Perception Review

Every person on some level fears the dark. It’s built in to us; it’s a survival mechanic that’s in our DNA. Perception leans into this fear in a big way with their main character Cassie; a blind woman who uses sound to ‘see’ her surroundings. This is the main design of the game, with the player needing to figure out a way through a house in the middle of nowhere (as usual!) using only echolocation to make it through alive.


To be honest with you I don’t remember much of the story, it was quite unremarkable. From what I can piece together Cassie has been having recurring nightmares about this house and somehow tracked it down and decided to venture in alone even with her quite debilitating handicap. As you explore the house you get more and more of the houses history which seems to revolve around the house turning people against each other with paranoia and visions.

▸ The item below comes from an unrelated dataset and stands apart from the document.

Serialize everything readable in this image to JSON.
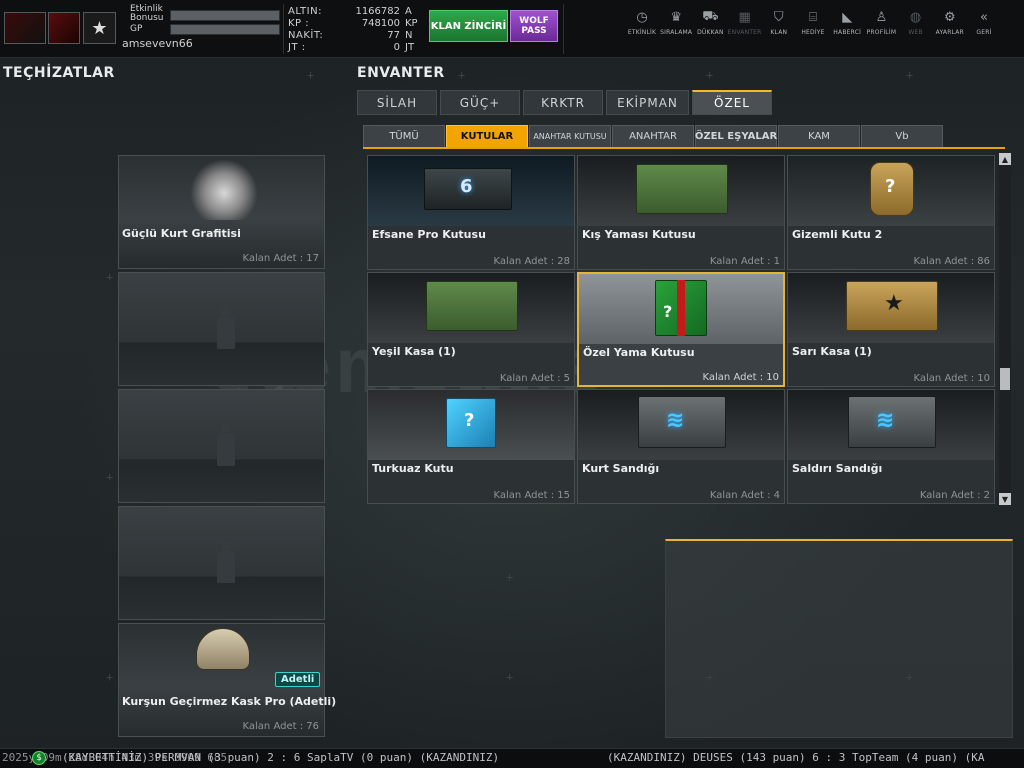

On to the actual mechanics now. The game is built around the echolocation that Cassie can use by seeing the world around her through the sound bouncing off it. This means anything that creates sound will also show a bit of the environment. When you walk into a room with a radio or a tv on it, you will be able to see a bit of the area surrounding it. Obviously this isn’t the main way of using echolocation, which is by tapping Cassie’s cane to create a wave of sound that shows you a larger part of your environment for a short amount of time before you’ll need to tap again. Deep End Games balances this out by having “The Presence”, a ghost like entity that seems to dislike sound since it appears when you make too much noise and decides to kill you.

Due to Cassie’s inability to see, the game is quite simple, probably to make it more believable or something to that effect.  There isn’t much variety in the objectives, with most being find the right door and/or find the right object; the whole thing is just walking in the dark. Even with the Presence’s looming threat, it doesn’t really rouse up much fear, since as long as you keep the tapping to a minimum you may not even have to see him that much. While the game lacks variety in objectives, the house itself changes as it focuses on different people who’ve lived there in different times, basically restructuring the house making it new with each ghost. We’ve discussed the main meat of the game, but the game also has those cliché audio logs that you just gotta collect to get all those juicy tidbits. Sarcasm aside, they do add to the story, but it sure is annoying to have to sit and listen to them instead of just starting them and continuing of while it plays in the background.

When I first heard of Perception, I thought it was a good concept, but unfortunately it was badly executed. The game is built around one mechanic and, disappointingly, that mechanic holds the game back from reaching its full potential. The game isn’t that scary either, due to being able to more or less fully avoid the antagonist. The game feels a bit dull at times. Perception just turns into a collect-athon in the dark, with the player just walking around grabbing this, reading that, opening these, etc. It’s just boring and with better, cheaper, and more expertly executed horror games, I simply can’t recommend Perception.